Riace è un po’ come una mamma dal grembo sempre gravido e dallo spirito sempre giovane. Tra le vie colorate d’arcobaleno si respira l’odore del mondo e dalle case a pietra, solo a fino poco tempo fa traspiranti muffa e abbandono, si annusano sapori di civiltà contemporanea di salame e di zighinì, di tabula e di karkadè. Per Laura Boldrini, poi, andarci è sempre come ritornare a casa. Del resto, questo paese «multiculturale come Londra» lei l’ha visto nascere, crescere e diventare grande a piccoli passi, anno dopo anno, mattone sopra mattone.
Emozione, palpabile sin dall’inizio, è il ritratto perfetto di un pomeriggio particolare, iniziato con l’Inno d’Italia cantato da dieci colori e facce diversi e finito con un ritrovo a cena lontano dai soliti cerimoniali. Nel mezzo, tutta una serie di parole e iniziative di incoraggiamento reciproco, dalla consegna della cittadinanza onoraria, all’omaggio dei prodotti artigianali provenienti da ogni parte del mondo, dalle testimonianze dei padri e delle madri orfani dei propri figli ammazzati dalla ‘ndrangheta, all’immancabile “Bella ciao” internazionalizzato: da un lato la forza d’animo dei bambini immigrati, vogliosi di esprimere contemporaneamente gratitudine e paura e dall’altro la voglia istituzionale di intraprendere percorsi e azioni di rinnovata civiltà.
«Sono Emal, vengo dall’Afghanistan, quando sono sbarcato mi hanno chiamato numero 23. Presidente mi faccia tornare ad essere un uomo, non un numero»; «Sono Karima, vengo dall’Eritrea, sono sola con mia mamma, ho viaggiato per mesi prima di trovare pace in Italia. Voglio dirle grazie, presidente»; «Sono Giosuè, ragazzo italiano in minoranza felice di avere amici di tutto il mondo». Per loro, per questi bambini, la visita di Laura Boldrini non è parata.
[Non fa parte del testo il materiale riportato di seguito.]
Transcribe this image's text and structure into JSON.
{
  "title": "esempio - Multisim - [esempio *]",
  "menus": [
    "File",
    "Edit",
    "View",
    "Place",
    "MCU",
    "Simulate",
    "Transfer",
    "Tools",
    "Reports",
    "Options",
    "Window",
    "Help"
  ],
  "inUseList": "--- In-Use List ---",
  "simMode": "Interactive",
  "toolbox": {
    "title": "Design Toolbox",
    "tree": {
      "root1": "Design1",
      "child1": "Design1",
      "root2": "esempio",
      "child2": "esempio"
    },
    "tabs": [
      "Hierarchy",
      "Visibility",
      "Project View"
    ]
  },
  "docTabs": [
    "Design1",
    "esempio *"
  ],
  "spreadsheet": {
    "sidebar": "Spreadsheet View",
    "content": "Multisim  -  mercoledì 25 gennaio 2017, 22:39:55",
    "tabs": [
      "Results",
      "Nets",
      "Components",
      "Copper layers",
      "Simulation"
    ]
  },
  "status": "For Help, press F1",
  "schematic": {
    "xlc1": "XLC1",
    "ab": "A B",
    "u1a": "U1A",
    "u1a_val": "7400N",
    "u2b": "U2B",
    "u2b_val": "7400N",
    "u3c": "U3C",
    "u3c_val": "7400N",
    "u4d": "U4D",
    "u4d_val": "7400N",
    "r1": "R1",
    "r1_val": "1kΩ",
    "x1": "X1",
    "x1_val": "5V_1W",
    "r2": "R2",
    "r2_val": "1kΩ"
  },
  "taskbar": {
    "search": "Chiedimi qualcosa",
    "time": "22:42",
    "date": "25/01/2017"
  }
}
Per loro, questa visita può significare tanto, forse tutto. E la presidente non ha di certo, almeno e per adesso a parole, deluso le loro aspettative, parlando alla gente con rabbia e impegno, dettate evidentemente dalla sua profonda umanità e dalle esperienze, a prescindere dai ruoli ricoperti e dai copioni già scritti.
Rabbia dettata dall’amara consapevolezza di aver avuto in mano delle occasioni importanti, come per esempio la legge regionale sull’accoglienza, creata ad hoc proprio in Calabria e mai messa in atto, e impegno a tema con la certezza di lavorare prossimamente in Parlamento su nuove misure per l’immigrazione e gli asili. «In questa piazza – ha esortato – stiamo dicendo che la convivenza civile è possibile. In questa piazza stiamo dicendo che dall’unione può nascere ricchezza. In questa piazza c’è un sindaco con una visione politica certa e senso della realtà. Un sindaco che ha tirato il meglio della sua comunità e che oggi può dirsi esempio per l’Italia intera».
E intanto lui, il sindaco, alias “Mimm’u’curdu”, si tiene stretto il suo capolavoro, convinto, ma mai domo, di essere un faro di speranza per i rifugiati del mondo e, all’occorrenza, una scuola per il Paese intero. «Le eccellenze – ha umilmente spiegato durante il suo intervento – non devono farci dimenticare le realtà circostanti. Appena fuori queste mura – in riferimento alla sottomessa società calabrese – abbiamo gravi problemi. Bisogna sfidare l’impossibile».